Demand control for maintaining grid frequency without affecting consumers’ quality of service through decentralized bandwidth-constrained MPC (2017)
We propose a decentralized algorithm to help reduce demand-supply imbalance in a power grid by varying the demand from loads, just like charging and discharging a battery. The algorithm ensures strict bounds on the consumers’ quality of service (QoS) by putting constraints on the bandwidth of demand variation. A model-predictive control (MPC) formulation is adopted to compute local decisions at the loads. The algorithm is decentralized in the sense that loads do not communicate with one another. Instead, loads use local measurements of the grid-frequency, which provide information about global demand-supply imbalance, to coordinate their actions. It is envisioned that consumers will be recruited through long-term contracts, aided by the QoS guarantees provided by the proposed scheme. Simulation results show that loads are successfully able to reduce frequency deviations while maintaining QoS constraints and that the performance of the algorithm scales well with the number of loads. Closed-loop stability is established under some assumptions.
The role of values, moral norms, and descriptive norms in building occupant responses to an energy-efficiency pilot program and to framing of related messages (2015)

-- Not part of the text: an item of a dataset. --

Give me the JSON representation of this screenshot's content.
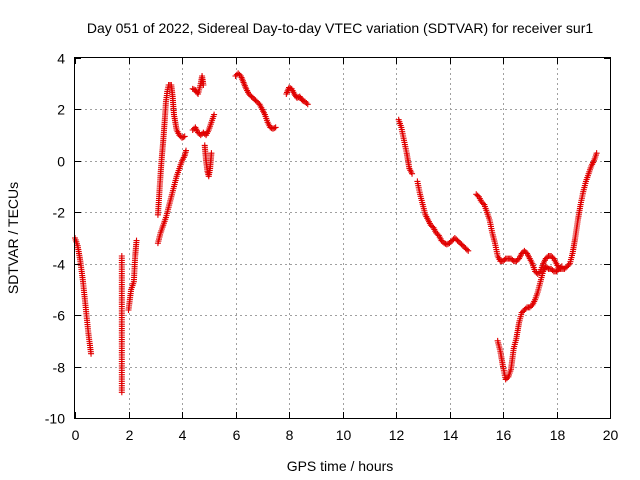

This study examined building occupants’ responses associated with an occupant-based energy-efficiency pilot in a university building. The influence of occupants’ values and norms as well as effects of two educational message frames (descriptive vs. moral norms cues) on program support were tested. Occupants’ personal moral norm to conserve energy predicted willingness to dress differently; perceptions that other occupants tried to conserve energy were related to increased intention to complain about the program. Those who received the descriptive-norms message were somewhat more likely to say they might complain about the program. Implications for communicating about similar energy-saving interventions in large organizations are discussed.
Identification of control-oriented thermal models of rooms in multi-room buildings (2013)
Model-based control for improving energy efficiency of buildings has been a popular topic of late. Smart control requires a predictive model of the building’s thermal dynamics. Due to the complexity of the underlying physical processes, usually system identification techniques are used to identify parameters of a physicsbased grey-box model. We investigate questions of required model structure and identification techniques for parameter estimation of a single zone model through a combination of analysis and experiments. Our results indicate that a secondorder model can reproduce the input-output behavior of a full-scale model with 13 states. We also show that data collected during usual operation leads to poor parameter estimates that may nevertheless appear to predict the temperature well. The error becomes apparent when there is sufficient difference among various inputs and the output. We propose an algorithm to overcome these issues that involve specific forced-response tests. The results of this investigation are expected to provide guidelines on do’s and don’t’s in modeling and identification of buildings for control.